As he fell with the chicken, quickly losing consciousness, Ben saw the inugami leap off the side of a building. Cool black tentacles of fur wrapped around him and pulled Ben away just as he was about to roll into the fire.
The giant chicken plunged into the drink, its flaming head steaming up like a volcano. Moments later, Ben and Toby hit the water and went under.
“Hey! Space case!”
Kaylee snapped her fingers. Ben blinked.
“Is that your moped in the lot?” Kaylee grabbed her sweater off the back of her chair. “I’ve always wanted to ride one of those.”
They sat in the grass together, leaning against the side of the moped, eating takeout burritos. The Blues Brothers danced on a big projection screen at the other end of the public park. It was after ten and getting cooler out. Most of the people who’d come out for the movie had gone home. Beans and rice spilled out from Kaylee’s burrito and onto her lap.
“Dang it, Kaylee,” she muttered, “Get it together.”
Ben laughed. “Do you talk to yourself a lot?”
Kaylee pulled a spare poop bag from her sweater pocket and used it to pick the beans off her dress. “I never used to.”
“Me too. I think it’s from being alone with dogs all day. You get in the habit of saying whatever pops in your head and not expecting a response.”
“Oh God, yeah. You should hear some of the things I say to those dogs.”
“Do you ever sing to them?”
Kaylee took a suspiciously long time to respond. “Never.”
She put the rest of her burrito in the poop bag, tied it shut, and tossed it underhand towards a nearby trash can, missing it completely. Ben smushed his garbage into a ball, lobbed it, and also missed.
“I like you back,” Ben said. “For the record.”
Kaylee scooched down and rested her head on his shoulder.
“Good,” she said.
Ashley Ocampo stood at the bathroom sink, brushing her teeth. The dull, painful itch at the back of her head refused to go away, but something kept her from scratching it. She couldn’t explain it. Something deep inside wouldn’t let her touch her head. Every time she started to, the pain would fade and her mind would wander. Even now as she stood here, alone, her brain kept blinking to other topics. Mrs. Greco’s constant anger. Sophie’s pictures. That thing Sensei Tatsuya said about the police. Maybe he was right. Maybe she should–
Her hair moved.
She raised her hand, then stopped. She should finish brushing her teeth before–
“No.” Ash said. She thought of her Bushido. Self-control. She had to control herself. She had to focus.

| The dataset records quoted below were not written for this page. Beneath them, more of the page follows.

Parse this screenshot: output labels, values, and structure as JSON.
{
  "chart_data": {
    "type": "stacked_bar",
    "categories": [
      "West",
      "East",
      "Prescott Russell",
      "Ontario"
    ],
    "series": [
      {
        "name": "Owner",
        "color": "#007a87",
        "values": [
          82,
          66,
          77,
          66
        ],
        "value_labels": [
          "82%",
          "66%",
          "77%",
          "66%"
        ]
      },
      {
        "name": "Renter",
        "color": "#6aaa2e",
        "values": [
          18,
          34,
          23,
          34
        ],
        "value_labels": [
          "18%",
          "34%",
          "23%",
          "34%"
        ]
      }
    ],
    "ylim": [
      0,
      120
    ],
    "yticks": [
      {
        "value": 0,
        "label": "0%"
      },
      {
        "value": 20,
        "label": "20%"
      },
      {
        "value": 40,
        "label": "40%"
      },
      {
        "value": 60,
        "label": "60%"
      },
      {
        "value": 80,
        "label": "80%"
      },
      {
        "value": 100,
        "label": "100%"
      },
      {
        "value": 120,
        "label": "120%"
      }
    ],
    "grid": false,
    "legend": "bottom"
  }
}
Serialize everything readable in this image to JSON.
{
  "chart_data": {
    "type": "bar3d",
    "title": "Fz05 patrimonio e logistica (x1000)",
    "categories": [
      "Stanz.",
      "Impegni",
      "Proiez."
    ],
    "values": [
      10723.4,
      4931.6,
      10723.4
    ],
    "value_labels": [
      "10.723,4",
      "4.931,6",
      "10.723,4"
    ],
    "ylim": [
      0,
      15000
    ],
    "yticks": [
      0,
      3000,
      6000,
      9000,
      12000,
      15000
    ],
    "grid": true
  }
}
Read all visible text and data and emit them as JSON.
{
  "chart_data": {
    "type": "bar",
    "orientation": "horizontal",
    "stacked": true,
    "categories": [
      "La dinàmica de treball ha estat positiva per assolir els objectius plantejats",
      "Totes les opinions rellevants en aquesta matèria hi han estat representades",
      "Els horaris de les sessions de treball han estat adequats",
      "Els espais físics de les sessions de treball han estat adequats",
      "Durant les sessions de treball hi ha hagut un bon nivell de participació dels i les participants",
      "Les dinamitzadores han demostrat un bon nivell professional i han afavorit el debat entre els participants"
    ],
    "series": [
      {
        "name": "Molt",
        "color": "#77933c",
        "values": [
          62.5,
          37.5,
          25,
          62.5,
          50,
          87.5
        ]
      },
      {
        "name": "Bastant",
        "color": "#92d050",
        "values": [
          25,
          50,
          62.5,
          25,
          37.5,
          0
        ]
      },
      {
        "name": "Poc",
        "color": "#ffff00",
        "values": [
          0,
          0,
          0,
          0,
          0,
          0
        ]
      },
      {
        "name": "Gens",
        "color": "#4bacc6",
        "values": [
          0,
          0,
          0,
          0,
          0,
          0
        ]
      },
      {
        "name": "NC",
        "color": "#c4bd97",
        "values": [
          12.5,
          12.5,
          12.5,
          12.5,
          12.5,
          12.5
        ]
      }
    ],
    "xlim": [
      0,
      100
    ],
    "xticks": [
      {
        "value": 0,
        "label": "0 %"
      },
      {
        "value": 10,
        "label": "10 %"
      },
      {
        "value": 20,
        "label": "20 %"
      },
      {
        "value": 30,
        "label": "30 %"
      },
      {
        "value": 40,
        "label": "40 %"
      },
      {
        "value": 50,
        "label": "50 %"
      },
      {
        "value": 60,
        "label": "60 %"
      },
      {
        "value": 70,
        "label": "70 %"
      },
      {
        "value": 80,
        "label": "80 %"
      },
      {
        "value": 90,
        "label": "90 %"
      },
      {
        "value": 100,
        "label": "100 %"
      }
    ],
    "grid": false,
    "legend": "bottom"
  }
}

She raised her hand to the back of head, ran it along the back of her neck. Every instinct urged her to stop, to do anything else, but she pressed on. She had to know. She reached her hairline, went a little further, then…
She felt lips. She felt teeth. The toothbrush dropped from her mouth and clinked into the sink.
Ash’s own hair whipped forward and wrapped around her jaw, holding it closed, stifling her scream.
“Shh…” said the mouth in the back of Ash’s head. “All is as it should be.”